Treetops05 Fri 11-Aug-23 13:03:23

Hefty, Mum and Dad had lived in council housing for many years. Under the right to buy, you were 'given' a percentage of the property for rent paid. So they were given 49%, and mortgaged 51% with a building society.

In those days women, if married, couldn't have a mortgage alone, but my Dad was an alcoholic who saw buying the house as losing drinking money...but he had to be on the mortgage. My brother put his name down to ensure the mortgage. From 82-86 he paid the mortgage, instead of house keeping. So Mum paid all utilities, fed him, did his laundry, ironed and put him up most weekends. In Nov. 85 he moved to a job in London, and stopped paying the mortgage in Jan/Feb the following year due to financial difficulties. In 1992, after marrying a Finnish resident he asked for his name to be removed from the register and after that my Mum was sole owner as my Dad dies in 1989.

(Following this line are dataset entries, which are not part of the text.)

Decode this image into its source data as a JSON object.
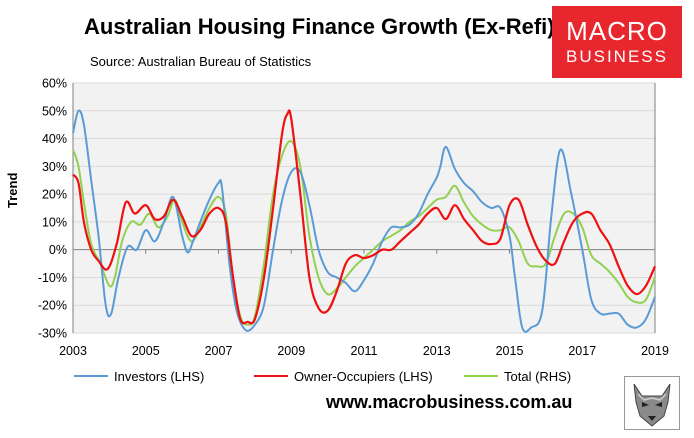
{
  "header": {
    "title": "Australian Housing Finance Growth (Ex-Refi)",
    "subtitle": "Source: Australian Bureau of Statistics"
  },
  "logo": {
    "line1": "MACRO",
    "line2": "BUSINESS",
    "color": "#e8262d"
  },
  "footer": {
    "url": "www.macrobusiness.com.au",
    "badge_icon": "wolf-icon"
  },
  "colors": {
    "investors": "#5b9bd5",
    "owner_occupiers": "#ee1111",
    "total": "#92d050",
    "plot_bg": "#f2f2f2"
  },
  "chart_data": {
    "type": "line",
    "title": "Australian Housing Finance Growth (Ex-Refi)",
    "xlabel": "",
    "ylabel": "Trend",
    "x_ticks": [
      "2003",
      "2005",
      "2007",
      "2009",
      "2011",
      "2013",
      "2015",
      "2017",
      "2019"
    ],
    "y_ticks": [
      "60%",
      "50%",
      "40%",
      "30%",
      "20%",
      "10%",
      "0%",
      "-10%",
      "-20%",
      "-30%"
    ],
    "xlim": [
      2003,
      2019
    ],
    "ylim": [
      -30,
      60
    ],
    "grid": "horizontal",
    "legend_position": "bottom",
    "series": [
      {
        "name": "Investors (LHS)",
        "color": "#5b9bd5",
        "x": [
          2003.0,
          2003.15,
          2003.3,
          2003.5,
          2003.7,
          2003.9,
          2004.05,
          2004.25,
          2004.5,
          2004.75,
          2005.0,
          2005.25,
          2005.5,
          2005.75,
          2006.0,
          2006.15,
          2006.3,
          2006.5,
          2006.75,
          2007.0,
          2007.1,
          2007.3,
          2007.5,
          2007.75,
          2008.0,
          2008.25,
          2008.5,
          2008.75,
          2009.0,
          2009.25,
          2009.5,
          2009.75,
          2010.0,
          2010.25,
          2010.5,
          2010.75,
          2011.0,
          2011.25,
          2011.5,
          2011.75,
          2012.0,
          2012.25,
          2012.5,
          2012.75,
          2013.0,
          2013.1,
          2013.25,
          2013.5,
          2013.75,
          2014.0,
          2014.25,
          2014.5,
          2014.75,
          2015.0,
          2015.15,
          2015.35,
          2015.6,
          2015.9,
          2016.15,
          2016.4,
          2016.7,
          2017.0,
          2017.25,
          2017.5,
          2017.75,
          2018.0,
          2018.25,
          2018.5,
          2018.75,
          2019.0
        ],
        "values": [
          42,
          50,
          45,
          25,
          5,
          -20,
          -23,
          -10,
          1,
          0,
          7,
          3,
          10,
          19,
          5,
          -1,
          3,
          10,
          18,
          24,
          22,
          -5,
          -22,
          -29,
          -27,
          -20,
          0,
          18,
          28,
          28,
          16,
          0,
          -8,
          -10,
          -12,
          -15,
          -11,
          -5,
          3,
          8,
          8,
          9,
          13,
          20,
          26,
          30,
          37,
          29,
          24,
          21,
          17,
          15,
          15,
          5,
          -10,
          -28,
          -28,
          -22,
          12,
          36,
          20,
          0,
          -18,
          -23,
          -23,
          -23,
          -27,
          -28,
          -25,
          -17
        ]
      },
      {
        "name": "Owner-Occupiers (LHS)",
        "color": "#ee1111",
        "x": [
          2003.0,
          2003.15,
          2003.3,
          2003.5,
          2003.7,
          2003.95,
          2004.2,
          2004.45,
          2004.7,
          2005.0,
          2005.25,
          2005.5,
          2005.75,
          2006.0,
          2006.25,
          2006.5,
          2006.75,
          2007.0,
          2007.2,
          2007.4,
          2007.6,
          2007.8,
          2008.0,
          2008.25,
          2008.5,
          2008.75,
          2008.9,
          2009.0,
          2009.25,
          2009.5,
          2009.75,
          2010.0,
          2010.25,
          2010.5,
          2010.75,
          2011.0,
          2011.25,
          2011.5,
          2011.75,
          2012.0,
          2012.25,
          2012.5,
          2012.75,
          2013.0,
          2013.25,
          2013.5,
          2013.75,
          2014.0,
          2014.25,
          2014.5,
          2014.75,
          2015.0,
          2015.25,
          2015.5,
          2015.75,
          2016.0,
          2016.25,
          2016.5,
          2016.75,
          2017.0,
          2017.25,
          2017.5,
          2017.75,
          2018.0,
          2018.25,
          2018.5,
          2018.75,
          2019.0
        ],
        "values": [
          27,
          24,
          10,
          0,
          -4,
          -7,
          2,
          17,
          13,
          16,
          11,
          12,
          18,
          12,
          5,
          7,
          13,
          15,
          10,
          -10,
          -25,
          -26,
          -25,
          -10,
          15,
          42,
          49,
          47,
          20,
          -10,
          -21,
          -22,
          -15,
          -5,
          -2,
          -3,
          -2,
          0,
          0,
          3,
          6,
          9,
          13,
          15,
          11,
          16,
          11,
          7,
          3,
          2,
          4,
          16,
          18,
          9,
          1,
          -4,
          -5,
          3,
          10,
          13,
          13,
          7,
          2,
          -6,
          -13,
          -16,
          -13,
          -6
        ]
      },
      {
        "name": "Total (RHS)",
        "color": "#92d050",
        "x": [
          2003.0,
          2003.15,
          2003.3,
          2003.5,
          2003.75,
          2004.0,
          2004.15,
          2004.35,
          2004.6,
          2004.85,
          2005.1,
          2005.35,
          2005.6,
          2005.8,
          2006.0,
          2006.25,
          2006.5,
          2006.75,
          2007.0,
          2007.2,
          2007.4,
          2007.6,
          2007.8,
          2008.0,
          2008.25,
          2008.5,
          2008.75,
          2009.0,
          2009.25,
          2009.5,
          2009.75,
          2010.0,
          2010.25,
          2010.5,
          2010.75,
          2011.0,
          2011.25,
          2011.5,
          2011.75,
          2012.0,
          2012.25,
          2012.5,
          2012.75,
          2013.0,
          2013.25,
          2013.5,
          2013.75,
          2014.0,
          2014.25,
          2014.5,
          2014.75,
          2015.0,
          2015.25,
          2015.5,
          2015.75,
          2016.0,
          2016.25,
          2016.5,
          2016.75,
          2017.0,
          2017.25,
          2017.5,
          2017.75,
          2018.0,
          2018.25,
          2018.5,
          2018.75,
          2019.0
        ],
        "values": [
          36,
          30,
          17,
          2,
          -5,
          -13,
          -10,
          3,
          10,
          9,
          13,
          8,
          12,
          18,
          10,
          3,
          8,
          15,
          19,
          13,
          -10,
          -24,
          -27,
          -24,
          -5,
          20,
          34,
          39,
          30,
          5,
          -10,
          -16,
          -14,
          -10,
          -6,
          -3,
          0,
          3,
          5,
          7,
          10,
          12,
          15,
          18,
          19,
          23,
          17,
          12,
          9,
          7,
          7,
          8,
          3,
          -5,
          -6,
          -5,
          5,
          13,
          13,
          8,
          -2,
          -5,
          -8,
          -12,
          -17,
          -19,
          -18,
          -10
        ]
      }
    ]
  }
}
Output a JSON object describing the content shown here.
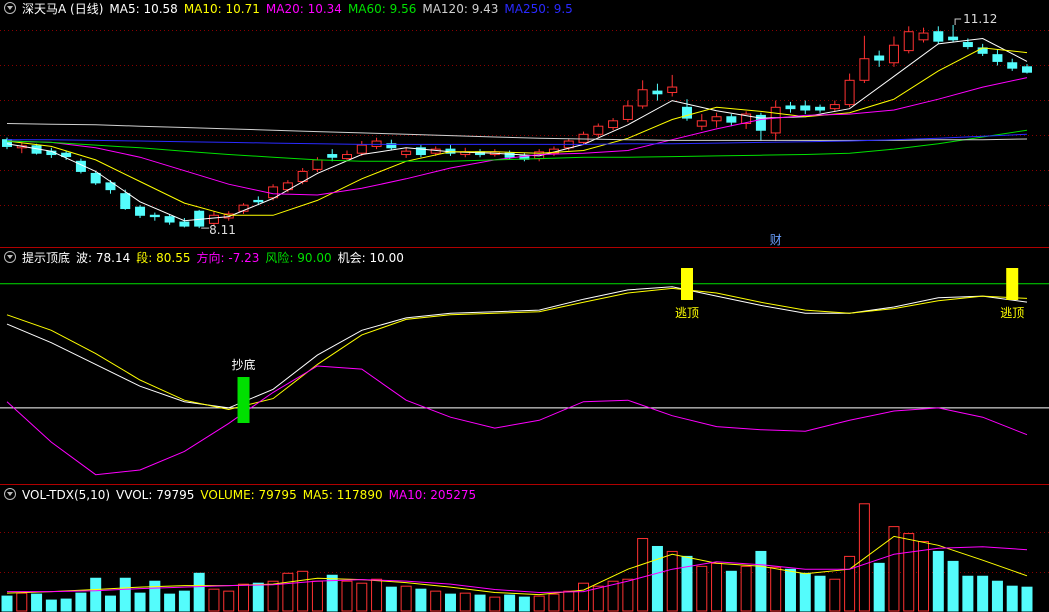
{
  "chart_data": [
    {
      "type": "candlestick",
      "title": "深天马A (日线)",
      "ylim": [
        7.83,
        11.49
      ],
      "up_color": "#ff3232",
      "down_color": "#54fcfc",
      "open": [
        9.42,
        9.3,
        9.33,
        9.25,
        9.22,
        9.1,
        8.92,
        8.78,
        8.62,
        8.42,
        8.3,
        8.28,
        8.2,
        8.36,
        8.18,
        8.26,
        8.36,
        8.52,
        8.56,
        8.68,
        8.8,
        8.98,
        9.2,
        9.14,
        9.22,
        9.32,
        9.36,
        9.2,
        9.3,
        9.22,
        9.28,
        9.2,
        9.24,
        9.2,
        9.22,
        9.18,
        9.14,
        9.22,
        9.3,
        9.38,
        9.5,
        9.6,
        9.72,
        9.92,
        10.14,
        10.12,
        9.9,
        9.62,
        9.7,
        9.76,
        9.66,
        9.78,
        9.52,
        9.92,
        9.92,
        9.9,
        9.88,
        9.94,
        10.3,
        10.66,
        10.56,
        10.74,
        10.9,
        11.02,
        10.94,
        10.86,
        10.78,
        10.68,
        10.56,
        10.5
      ],
      "high": [
        9.45,
        9.38,
        9.36,
        9.3,
        9.26,
        9.14,
        8.96,
        8.82,
        8.68,
        8.45,
        8.34,
        8.31,
        8.26,
        8.38,
        8.36,
        8.36,
        8.48,
        8.58,
        8.76,
        8.82,
        9.0,
        9.16,
        9.28,
        9.26,
        9.4,
        9.45,
        9.42,
        9.3,
        9.34,
        9.32,
        9.34,
        9.3,
        9.28,
        9.28,
        9.26,
        9.22,
        9.28,
        9.32,
        9.44,
        9.54,
        9.66,
        9.74,
        10.0,
        10.3,
        10.25,
        10.38,
        10.02,
        9.8,
        9.82,
        9.8,
        9.84,
        9.82,
        10.0,
        9.98,
        10.0,
        9.94,
        10.0,
        10.4,
        10.96,
        10.74,
        10.95,
        11.1,
        11.08,
        11.1,
        11.12,
        10.92,
        10.84,
        10.76,
        10.62,
        10.54
      ],
      "low": [
        9.28,
        9.22,
        9.2,
        9.15,
        9.12,
        8.92,
        8.75,
        8.62,
        8.38,
        8.26,
        8.22,
        8.16,
        8.12,
        8.11,
        8.14,
        8.22,
        8.32,
        8.45,
        8.52,
        8.64,
        8.76,
        8.94,
        9.1,
        9.1,
        9.18,
        9.28,
        9.26,
        9.15,
        9.16,
        9.18,
        9.18,
        9.16,
        9.16,
        9.17,
        9.12,
        9.1,
        9.1,
        9.18,
        9.26,
        9.34,
        9.46,
        9.56,
        9.68,
        9.88,
        10.0,
        10.06,
        9.7,
        9.56,
        9.6,
        9.62,
        9.58,
        9.4,
        9.4,
        9.82,
        9.8,
        9.82,
        9.84,
        9.9,
        10.26,
        10.5,
        10.5,
        10.7,
        10.86,
        10.84,
        10.86,
        10.76,
        10.66,
        10.52,
        10.44,
        10.4
      ],
      "close": [
        9.32,
        9.33,
        9.22,
        9.2,
        9.17,
        8.95,
        8.78,
        8.68,
        8.4,
        8.3,
        8.28,
        8.2,
        8.14,
        8.14,
        8.3,
        8.32,
        8.45,
        8.5,
        8.72,
        8.78,
        8.95,
        9.12,
        9.16,
        9.2,
        9.34,
        9.4,
        9.3,
        9.25,
        9.2,
        9.28,
        9.22,
        9.24,
        9.2,
        9.24,
        9.16,
        9.13,
        9.24,
        9.28,
        9.4,
        9.5,
        9.62,
        9.7,
        9.92,
        10.16,
        10.1,
        10.2,
        9.74,
        9.7,
        9.76,
        9.68,
        9.8,
        9.56,
        9.9,
        9.88,
        9.86,
        9.86,
        9.94,
        10.3,
        10.62,
        10.6,
        10.82,
        11.02,
        11.0,
        10.88,
        10.9,
        10.8,
        10.7,
        10.58,
        10.48,
        10.42
      ],
      "line_index": [
        0,
        3,
        6,
        9,
        12,
        15,
        18,
        21,
        24,
        27,
        30,
        33,
        36,
        39,
        42,
        45,
        48,
        51,
        54,
        57,
        60,
        63,
        66,
        69
      ],
      "series": [
        {
          "name": "MA5",
          "color": "#ffffff",
          "values": [
            9.36,
            9.25,
            8.95,
            8.5,
            8.22,
            8.28,
            8.55,
            8.92,
            9.2,
            9.3,
            9.24,
            9.22,
            9.18,
            9.35,
            9.64,
            10.0,
            9.85,
            9.74,
            9.76,
            9.88,
            10.36,
            10.84,
            10.92,
            10.58
          ]
        },
        {
          "name": "MA10",
          "color": "#ffff00",
          "values": [
            9.4,
            9.32,
            9.12,
            8.8,
            8.48,
            8.3,
            8.3,
            8.52,
            8.84,
            9.1,
            9.24,
            9.24,
            9.22,
            9.26,
            9.44,
            9.72,
            9.9,
            9.84,
            9.76,
            9.82,
            10.02,
            10.44,
            10.78,
            10.71
          ]
        },
        {
          "name": "MA20",
          "color": "#ff00ff",
          "values": [
            9.4,
            9.38,
            9.3,
            9.16,
            8.96,
            8.76,
            8.62,
            8.6,
            8.7,
            8.84,
            9.0,
            9.12,
            9.2,
            9.22,
            9.26,
            9.42,
            9.58,
            9.72,
            9.78,
            9.8,
            9.86,
            10.02,
            10.2,
            10.34
          ]
        },
        {
          "name": "MA60",
          "color": "#00e000",
          "values": [
            9.4,
            9.38,
            9.34,
            9.3,
            9.25,
            9.2,
            9.16,
            9.12,
            9.1,
            9.1,
            9.1,
            9.12,
            9.14,
            9.16,
            9.16,
            9.17,
            9.18,
            9.19,
            9.2,
            9.22,
            9.28,
            9.36,
            9.46,
            9.56
          ]
        },
        {
          "name": "MA120",
          "color": "#d0d0d0",
          "values": [
            9.66,
            9.65,
            9.64,
            9.62,
            9.6,
            9.58,
            9.56,
            9.54,
            9.52,
            9.5,
            9.48,
            9.46,
            9.44,
            9.43,
            9.42,
            9.41,
            9.41,
            9.41,
            9.41,
            9.41,
            9.41,
            9.42,
            9.42,
            9.43
          ]
        },
        {
          "name": "MA250",
          "color": "#2a2aff",
          "values": [
            9.42,
            9.42,
            9.41,
            9.4,
            9.39,
            9.38,
            9.37,
            9.36,
            9.35,
            9.35,
            9.35,
            9.35,
            9.35,
            9.35,
            9.36,
            9.36,
            9.37,
            9.38,
            9.39,
            9.4,
            9.42,
            9.44,
            9.47,
            9.5
          ]
        }
      ],
      "low_mark": 8.11,
      "high_mark": 11.12,
      "events": [
        {
          "label": "财",
          "index": 52
        }
      ]
    },
    {
      "type": "line",
      "title": "提示顶底",
      "ylim": [
        -39,
        113
      ],
      "line_index": [
        0,
        3,
        6,
        9,
        12,
        15,
        18,
        21,
        24,
        27,
        30,
        33,
        36,
        39,
        42,
        45,
        48,
        51,
        54,
        57,
        60,
        63,
        66,
        69
      ],
      "series": [
        {
          "name": "波",
          "color": "#ffffff",
          "values": [
            64,
            52,
            38,
            24,
            14,
            10,
            22,
            44,
            60,
            68,
            71,
            72,
            73,
            80,
            86,
            88,
            82,
            76,
            71,
            71,
            75,
            81,
            82,
            78.14
          ]
        },
        {
          "name": "段",
          "color": "#ffff00",
          "values": [
            70,
            60,
            45,
            28,
            15,
            9,
            16,
            38,
            57,
            67,
            70,
            71,
            72,
            78,
            84,
            87,
            84,
            78,
            73,
            71,
            74,
            79,
            82,
            80.55
          ]
        },
        {
          "name": "方向",
          "color": "#ff00ff",
          "values": [
            14,
            -12,
            -33,
            -30,
            -18,
            0,
            20,
            37,
            35,
            15,
            4,
            -3,
            2,
            14,
            15,
            5,
            -2,
            -4,
            -5,
            2,
            8,
            10,
            4,
            -7.23
          ]
        }
      ],
      "levels": [
        {
          "name": "风险",
          "color": "#00e000",
          "value": {
            "value": 90,
            "label": "90.00"
          }
        },
        {
          "name": "机会",
          "color": "#ffffff",
          "value": {
            "value": 10,
            "label": "10.00"
          }
        }
      ],
      "signals": [
        {
          "label": "抄底",
          "index": 16,
          "color": "#00e000"
        },
        {
          "label": "逃顶",
          "index": 46,
          "color": "#ffff00"
        },
        {
          "label": "逃顶",
          "index": 68,
          "color": "#ffff00"
        }
      ]
    },
    {
      "type": "bar",
      "title": "VOL-TDX(5,10)",
      "ylim": [
        0,
        422000
      ],
      "values": [
        49900,
        59800,
        56500,
        36600,
        39900,
        59800,
        109700,
        49900,
        109700,
        59800,
        99700,
        56500,
        66500,
        126300,
        73100,
        66500,
        89800,
        93100,
        99700,
        126300,
        133000,
        99700,
        119700,
        99700,
        93100,
        106400,
        79800,
        83100,
        73100,
        66500,
        56500,
        59800,
        53200,
        46500,
        53200,
        46500,
        49900,
        56500,
        66500,
        93100,
        83100,
        99700,
        106400,
        242700,
        216100,
        199500,
        182900,
        149600,
        159600,
        133000,
        149600,
        199500,
        146300,
        139600,
        126300,
        116400,
        106400,
        182900,
        359100,
        159600,
        282600,
        259300,
        232700,
        199500,
        166200,
        116400,
        116400,
        99700,
        83100,
        79795
      ],
      "readouts": [
        {
          "name": "VVOL",
          "color": "#ffffff"
        },
        {
          "name": "VOLUME",
          "color": "#ffff00"
        }
      ],
      "line_index": [
        0,
        3,
        6,
        9,
        12,
        15,
        18,
        21,
        24,
        27,
        30,
        33,
        36,
        39,
        42,
        45,
        48,
        51,
        54,
        57,
        60,
        63,
        66,
        69
      ],
      "series": [
        {
          "name": "MA5",
          "color": "#ffff00",
          "values": [
            60000,
            65000,
            72000,
            80000,
            85000,
            85000,
            90000,
            110000,
            105000,
            95000,
            80000,
            62000,
            55000,
            70000,
            140000,
            190000,
            160000,
            150000,
            125000,
            140000,
            250000,
            220000,
            170000,
            117890
          ]
        },
        {
          "name": "MA10",
          "color": "#ff00ff",
          "values": [
            65000,
            65000,
            68000,
            75000,
            80000,
            85000,
            88000,
            100000,
            105000,
            100000,
            90000,
            72000,
            62000,
            65000,
            100000,
            140000,
            165000,
            155000,
            140000,
            140000,
            190000,
            210000,
            215000,
            205275
          ]
        }
      ]
    }
  ]
}
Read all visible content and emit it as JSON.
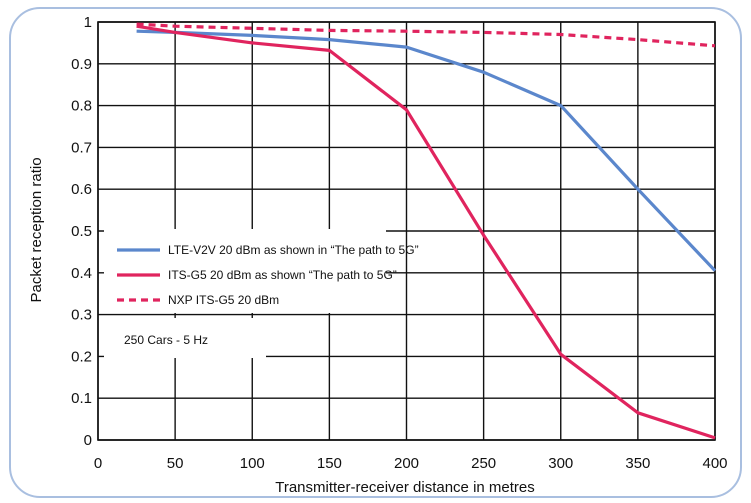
{
  "chart_data": {
    "type": "line",
    "xlabel": "Transmitter-receiver distance in metres",
    "ylabel": "Packet reception ratio",
    "xlim": [
      0,
      400
    ],
    "ylim": [
      0,
      1
    ],
    "x_ticks": [
      0,
      50,
      100,
      150,
      200,
      250,
      300,
      350,
      400
    ],
    "y_ticks": [
      0,
      0.1,
      0.2,
      0.3,
      0.4,
      0.5,
      0.6,
      0.7,
      0.8,
      0.9,
      1
    ],
    "grid": true,
    "legend_position": "middle-left",
    "annotation": "250 Cars - 5 Hz",
    "series": [
      {
        "name": "LTE-V2V 20 dBm as shown in “The path to 5G”",
        "color": "#5b87cc",
        "style": "solid",
        "x": [
          25,
          50,
          100,
          150,
          200,
          250,
          300,
          350,
          400
        ],
        "y": [
          0.978,
          0.975,
          0.968,
          0.958,
          0.94,
          0.88,
          0.8,
          0.6,
          0.405
        ]
      },
      {
        "name": "ITS-G5 20 dBm as shown “The path to 5G”",
        "color": "#e0245e",
        "style": "solid",
        "x": [
          25,
          50,
          100,
          150,
          200,
          250,
          300,
          350,
          400
        ],
        "y": [
          0.99,
          0.975,
          0.95,
          0.932,
          0.79,
          0.49,
          0.205,
          0.065,
          0.005
        ]
      },
      {
        "name": "NXP ITS-G5 20 dBm",
        "color": "#e0245e",
        "style": "dashed",
        "x": [
          25,
          50,
          100,
          150,
          200,
          250,
          300,
          350,
          400
        ],
        "y": [
          0.995,
          0.99,
          0.985,
          0.98,
          0.978,
          0.975,
          0.97,
          0.958,
          0.943
        ]
      }
    ]
  }
}
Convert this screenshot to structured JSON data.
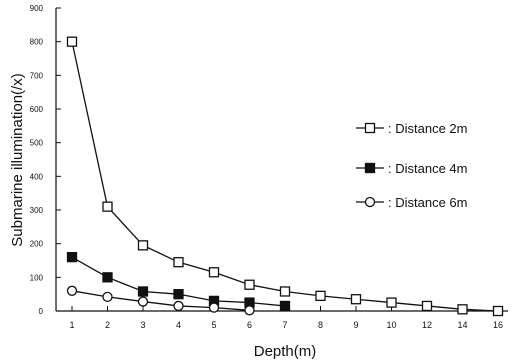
{
  "chart_data": {
    "type": "line",
    "title": "",
    "xlabel": "Depth(m)",
    "ylabel": "Submarine illumination(/x)",
    "categories": [
      "1",
      "2",
      "3",
      "4",
      "5",
      "6",
      "7",
      "8",
      "9",
      "10",
      "12",
      "14",
      "16"
    ],
    "y_ticks": [
      "0",
      "100",
      "200",
      "300",
      "400",
      "500",
      "600",
      "700",
      "800",
      "900"
    ],
    "ylim": [
      0,
      900
    ],
    "grid": false,
    "legend_position": "right",
    "series": [
      {
        "name": "Distance 2m",
        "legend_label": ": Distance 2m",
        "marker": "open-square",
        "values": [
          800,
          310,
          195,
          145,
          115,
          78,
          58,
          45,
          35,
          25,
          15,
          5,
          0
        ]
      },
      {
        "name": "Distance 4m",
        "legend_label": ": Distance 4m",
        "marker": "filled-square",
        "values": [
          160,
          100,
          58,
          50,
          30,
          25,
          15,
          null,
          null,
          null,
          null,
          null,
          null
        ]
      },
      {
        "name": "Distance 6m",
        "legend_label": ": Distance 6m",
        "marker": "open-circle",
        "values": [
          60,
          42,
          28,
          15,
          10,
          2,
          null,
          null,
          null,
          null,
          null,
          null,
          null
        ]
      }
    ]
  }
}
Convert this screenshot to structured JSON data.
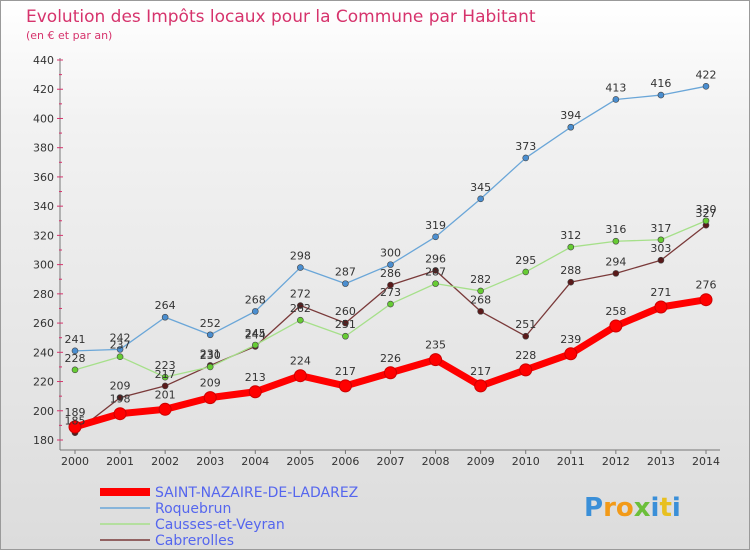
{
  "chart_data": {
    "type": "line",
    "title": "Evolution des Impôts locaux pour la Commune par Habitant",
    "subtitle": "(en € et par an)",
    "x": [
      "2000",
      "2001",
      "2002",
      "2003",
      "2004",
      "2005",
      "2006",
      "2007",
      "2008",
      "2009",
      "2010",
      "2011",
      "2012",
      "2013",
      "2014"
    ],
    "ylim": [
      180,
      440
    ],
    "yticks": [
      180,
      200,
      220,
      240,
      260,
      280,
      300,
      320,
      340,
      360,
      380,
      400,
      420,
      440
    ],
    "grid": false,
    "legend_position": "bottom-left",
    "series": [
      {
        "name": "SAINT-NAZAIRE-DE-LADAREZ",
        "color": "#ff0000",
        "marker": "#ff0000",
        "values": [
          189,
          198,
          201,
          209,
          213,
          224,
          217,
          226,
          235,
          217,
          228,
          239,
          258,
          271,
          276
        ]
      },
      {
        "name": "Roquebrun",
        "color": "#6aa6d8",
        "marker": "#4a8ed0",
        "values": [
          241,
          242,
          264,
          252,
          268,
          298,
          287,
          300,
          319,
          345,
          373,
          394,
          413,
          416,
          422
        ]
      },
      {
        "name": "Causses-et-Veyran",
        "color": "#a6e08a",
        "marker": "#66cc33",
        "values": [
          228,
          237,
          223,
          230,
          245,
          262,
          251,
          273,
          287,
          282,
          295,
          312,
          316,
          317,
          330
        ]
      },
      {
        "name": "Cabrerolles",
        "color": "#7a3a3a",
        "marker": "#5a1a1a",
        "values": [
          185,
          209,
          217,
          231,
          244,
          272,
          260,
          286,
          296,
          268,
          251,
          288,
          294,
          303,
          327
        ]
      }
    ]
  },
  "logo": {
    "text": "Proxiti"
  }
}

Germanshepherdsmum Fri 11-Aug-23 13:16:54

Your mother had a 49% discount. Money was borrowed to pay the remaining 51% of the purchase price but she owned the whole property, not 49% of it. It sounds as though your brother was a joint buyer with your mother and paid the mortgage for four years, transferring his interest to your mother in 1992. Have you seen the transfer deed? Is he arguing that without his financial assistance your mother would never have owned the house? That’s something you need to make your solicitor aware of.

Hetty58 Fri 11-Aug-23 13:35:33

Aha - I see, he somehow thinks he deserves the house, merely because he paid the mortgage for four years. That's ridiculous - as he wasn't paying rent or board and lodging. Still, I think you do need a solicitor if at all possible. Maybe find one that offers a free initial consultation?